Direct debt was moderate at 67% of current revenue at end-2014, and is expected to stay around 70% of current revenue to 2017. Debt coverage metrics remained comfortable, with a sound debt payback ratio of around 5.4 years at end-2014 and strong debt service coverage. Fitch estimates that, in accordance with the department's aim, the debt payback ratio would reach a maximum of seven years at end-2017, which would, nevertheless, remain compatible with its ratings. Although guaranteed debt is high in absolute terms (EUR272m at end-2014), Fitch considers risk related to the guaranteed debt as low since the guarantees are mostly to low-risk regulated social housing entities.

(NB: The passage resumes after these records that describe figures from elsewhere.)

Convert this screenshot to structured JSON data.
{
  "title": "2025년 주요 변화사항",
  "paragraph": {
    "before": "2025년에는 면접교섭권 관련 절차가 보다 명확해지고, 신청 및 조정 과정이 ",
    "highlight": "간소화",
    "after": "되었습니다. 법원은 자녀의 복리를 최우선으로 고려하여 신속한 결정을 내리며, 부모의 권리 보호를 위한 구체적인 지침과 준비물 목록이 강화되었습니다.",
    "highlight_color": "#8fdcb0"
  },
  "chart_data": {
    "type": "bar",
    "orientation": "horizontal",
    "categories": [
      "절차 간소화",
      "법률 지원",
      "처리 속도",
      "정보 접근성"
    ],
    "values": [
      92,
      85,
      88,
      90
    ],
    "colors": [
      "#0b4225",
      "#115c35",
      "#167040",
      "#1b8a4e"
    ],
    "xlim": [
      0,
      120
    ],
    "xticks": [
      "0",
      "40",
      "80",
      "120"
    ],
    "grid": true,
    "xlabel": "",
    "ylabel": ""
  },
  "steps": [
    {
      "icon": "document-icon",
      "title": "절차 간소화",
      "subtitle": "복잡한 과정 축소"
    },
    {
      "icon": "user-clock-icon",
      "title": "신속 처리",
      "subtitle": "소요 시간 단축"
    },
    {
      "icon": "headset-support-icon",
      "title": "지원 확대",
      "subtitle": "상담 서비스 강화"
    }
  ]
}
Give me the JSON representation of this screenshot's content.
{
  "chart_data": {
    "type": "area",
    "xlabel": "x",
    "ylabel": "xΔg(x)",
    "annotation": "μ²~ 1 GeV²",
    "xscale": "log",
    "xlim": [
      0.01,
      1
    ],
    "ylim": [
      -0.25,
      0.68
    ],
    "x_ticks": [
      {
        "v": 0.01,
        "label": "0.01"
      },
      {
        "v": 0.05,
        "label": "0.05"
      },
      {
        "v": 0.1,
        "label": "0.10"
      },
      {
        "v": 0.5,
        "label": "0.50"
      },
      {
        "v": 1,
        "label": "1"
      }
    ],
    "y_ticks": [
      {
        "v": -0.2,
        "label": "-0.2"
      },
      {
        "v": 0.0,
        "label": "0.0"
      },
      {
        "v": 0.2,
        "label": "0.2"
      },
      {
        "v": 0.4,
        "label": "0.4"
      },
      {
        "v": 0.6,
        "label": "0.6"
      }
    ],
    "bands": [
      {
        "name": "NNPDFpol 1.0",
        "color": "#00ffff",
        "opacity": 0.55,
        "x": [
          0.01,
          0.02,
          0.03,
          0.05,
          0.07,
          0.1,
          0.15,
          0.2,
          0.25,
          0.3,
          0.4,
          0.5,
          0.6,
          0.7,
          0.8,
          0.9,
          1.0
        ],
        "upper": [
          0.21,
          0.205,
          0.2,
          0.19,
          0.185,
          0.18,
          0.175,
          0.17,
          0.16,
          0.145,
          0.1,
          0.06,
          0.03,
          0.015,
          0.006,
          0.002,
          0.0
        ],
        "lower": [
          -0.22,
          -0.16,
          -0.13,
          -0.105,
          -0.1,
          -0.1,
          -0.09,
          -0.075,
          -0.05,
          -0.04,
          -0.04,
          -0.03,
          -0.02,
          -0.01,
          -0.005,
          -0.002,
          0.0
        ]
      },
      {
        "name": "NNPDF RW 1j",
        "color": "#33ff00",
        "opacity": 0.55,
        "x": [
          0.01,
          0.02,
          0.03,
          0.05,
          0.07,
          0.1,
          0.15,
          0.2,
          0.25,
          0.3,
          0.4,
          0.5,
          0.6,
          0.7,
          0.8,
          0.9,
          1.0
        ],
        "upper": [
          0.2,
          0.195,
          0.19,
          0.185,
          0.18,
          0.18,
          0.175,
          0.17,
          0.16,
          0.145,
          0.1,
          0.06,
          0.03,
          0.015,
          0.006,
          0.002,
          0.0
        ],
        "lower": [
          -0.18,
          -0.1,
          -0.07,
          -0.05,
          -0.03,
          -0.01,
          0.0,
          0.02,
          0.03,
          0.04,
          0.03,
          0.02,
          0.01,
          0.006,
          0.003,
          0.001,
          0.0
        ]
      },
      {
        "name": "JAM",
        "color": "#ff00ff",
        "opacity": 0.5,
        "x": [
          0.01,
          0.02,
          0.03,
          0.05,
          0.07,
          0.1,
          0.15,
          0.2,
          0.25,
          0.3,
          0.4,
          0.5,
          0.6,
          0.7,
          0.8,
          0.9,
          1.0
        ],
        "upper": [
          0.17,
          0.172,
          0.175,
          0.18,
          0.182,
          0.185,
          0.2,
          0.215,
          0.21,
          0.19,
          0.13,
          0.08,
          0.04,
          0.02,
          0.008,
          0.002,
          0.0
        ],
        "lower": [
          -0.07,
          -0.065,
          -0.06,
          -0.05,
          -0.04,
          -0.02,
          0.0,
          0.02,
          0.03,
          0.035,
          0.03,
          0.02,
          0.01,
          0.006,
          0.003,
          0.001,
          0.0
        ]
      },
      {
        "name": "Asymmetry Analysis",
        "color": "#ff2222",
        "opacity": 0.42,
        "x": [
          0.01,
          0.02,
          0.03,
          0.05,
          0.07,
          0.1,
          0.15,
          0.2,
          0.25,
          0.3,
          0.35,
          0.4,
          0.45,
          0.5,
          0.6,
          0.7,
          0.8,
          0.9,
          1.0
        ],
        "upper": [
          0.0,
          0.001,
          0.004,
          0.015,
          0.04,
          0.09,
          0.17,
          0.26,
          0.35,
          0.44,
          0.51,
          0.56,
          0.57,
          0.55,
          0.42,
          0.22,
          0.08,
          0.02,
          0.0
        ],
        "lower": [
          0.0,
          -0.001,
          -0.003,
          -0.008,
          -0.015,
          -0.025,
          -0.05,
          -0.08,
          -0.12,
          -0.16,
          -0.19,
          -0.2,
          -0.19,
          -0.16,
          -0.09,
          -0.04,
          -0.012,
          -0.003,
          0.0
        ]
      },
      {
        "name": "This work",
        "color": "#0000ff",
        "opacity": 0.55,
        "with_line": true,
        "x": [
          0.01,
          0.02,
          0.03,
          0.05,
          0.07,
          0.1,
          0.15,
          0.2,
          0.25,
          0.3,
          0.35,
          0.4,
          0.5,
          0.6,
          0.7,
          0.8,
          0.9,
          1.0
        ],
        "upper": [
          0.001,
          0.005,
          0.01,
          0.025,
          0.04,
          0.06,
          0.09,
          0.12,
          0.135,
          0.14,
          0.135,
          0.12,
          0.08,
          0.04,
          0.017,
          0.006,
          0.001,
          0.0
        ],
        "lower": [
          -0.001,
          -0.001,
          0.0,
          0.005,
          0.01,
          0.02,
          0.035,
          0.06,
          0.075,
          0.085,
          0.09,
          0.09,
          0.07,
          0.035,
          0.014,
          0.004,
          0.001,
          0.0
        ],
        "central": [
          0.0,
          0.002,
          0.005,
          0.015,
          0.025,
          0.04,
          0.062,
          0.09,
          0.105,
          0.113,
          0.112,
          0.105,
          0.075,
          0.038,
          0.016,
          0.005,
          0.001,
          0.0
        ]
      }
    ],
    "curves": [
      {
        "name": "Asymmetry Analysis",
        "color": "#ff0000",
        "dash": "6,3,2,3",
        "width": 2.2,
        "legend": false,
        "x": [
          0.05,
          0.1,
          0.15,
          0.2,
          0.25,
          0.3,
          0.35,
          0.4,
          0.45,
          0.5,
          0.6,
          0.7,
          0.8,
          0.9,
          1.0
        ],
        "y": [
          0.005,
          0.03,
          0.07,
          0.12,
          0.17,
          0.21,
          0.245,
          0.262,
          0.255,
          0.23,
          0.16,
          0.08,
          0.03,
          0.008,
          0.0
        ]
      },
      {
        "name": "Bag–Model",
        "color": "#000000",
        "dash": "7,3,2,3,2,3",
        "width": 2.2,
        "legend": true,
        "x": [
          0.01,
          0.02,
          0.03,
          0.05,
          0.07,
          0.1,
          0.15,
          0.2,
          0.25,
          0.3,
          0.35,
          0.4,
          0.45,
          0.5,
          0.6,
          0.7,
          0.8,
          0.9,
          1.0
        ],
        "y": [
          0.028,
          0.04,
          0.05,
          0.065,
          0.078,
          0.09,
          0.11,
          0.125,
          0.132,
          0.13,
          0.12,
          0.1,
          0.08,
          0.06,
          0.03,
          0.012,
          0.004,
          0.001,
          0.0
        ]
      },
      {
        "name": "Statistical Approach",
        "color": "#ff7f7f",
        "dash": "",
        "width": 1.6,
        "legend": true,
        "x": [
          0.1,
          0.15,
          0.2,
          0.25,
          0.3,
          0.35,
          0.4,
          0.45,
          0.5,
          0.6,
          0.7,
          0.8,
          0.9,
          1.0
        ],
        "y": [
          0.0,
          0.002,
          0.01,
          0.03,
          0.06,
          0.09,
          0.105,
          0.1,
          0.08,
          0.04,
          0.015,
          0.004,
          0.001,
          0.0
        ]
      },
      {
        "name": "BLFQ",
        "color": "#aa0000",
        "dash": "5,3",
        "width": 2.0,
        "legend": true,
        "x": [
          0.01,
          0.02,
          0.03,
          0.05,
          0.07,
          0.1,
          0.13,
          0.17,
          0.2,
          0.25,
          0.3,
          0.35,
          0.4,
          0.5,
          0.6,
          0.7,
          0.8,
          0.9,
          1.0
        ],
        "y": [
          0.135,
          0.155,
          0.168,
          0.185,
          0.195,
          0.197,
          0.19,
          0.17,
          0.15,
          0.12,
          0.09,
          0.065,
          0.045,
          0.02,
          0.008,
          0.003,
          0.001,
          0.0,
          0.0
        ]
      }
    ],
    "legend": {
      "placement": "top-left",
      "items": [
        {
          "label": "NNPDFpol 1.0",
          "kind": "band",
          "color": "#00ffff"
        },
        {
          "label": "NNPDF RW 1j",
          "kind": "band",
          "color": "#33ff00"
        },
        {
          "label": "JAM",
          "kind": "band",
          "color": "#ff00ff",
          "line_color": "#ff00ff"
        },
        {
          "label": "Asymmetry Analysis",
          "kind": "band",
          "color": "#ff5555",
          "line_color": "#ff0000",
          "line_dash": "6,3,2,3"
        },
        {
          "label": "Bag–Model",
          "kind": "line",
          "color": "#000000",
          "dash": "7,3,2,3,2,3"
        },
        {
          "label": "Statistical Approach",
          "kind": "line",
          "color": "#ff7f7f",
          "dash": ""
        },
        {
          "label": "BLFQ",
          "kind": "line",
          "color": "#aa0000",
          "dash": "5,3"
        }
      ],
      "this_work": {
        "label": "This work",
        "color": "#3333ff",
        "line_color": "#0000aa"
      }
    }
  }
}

While the structure of the local economy is less sensitive to national economic fluctuations than that of other departments, particularly because of a high number of retirees, it does not generate high added-value. The population's wealth is below the national average, while the wealth of the elderly population is slightly above. In 3Q14, the unemployment rate (8.5%) was lower than the national average (9.9%). This should result in below-average social spending for the department.

RATING SENSITIVITIES

A downgrade could result from La Manche's inability to control its operating expenditure and to adjust its capital expenditure to its self-financing capacity, which could result in a debt payback ratio above 10 years.

An improvement of the current margin for several consecutive years, leading to sound debt coverage ratios, combined with controlled capital expenditure, could lead to an upgrade.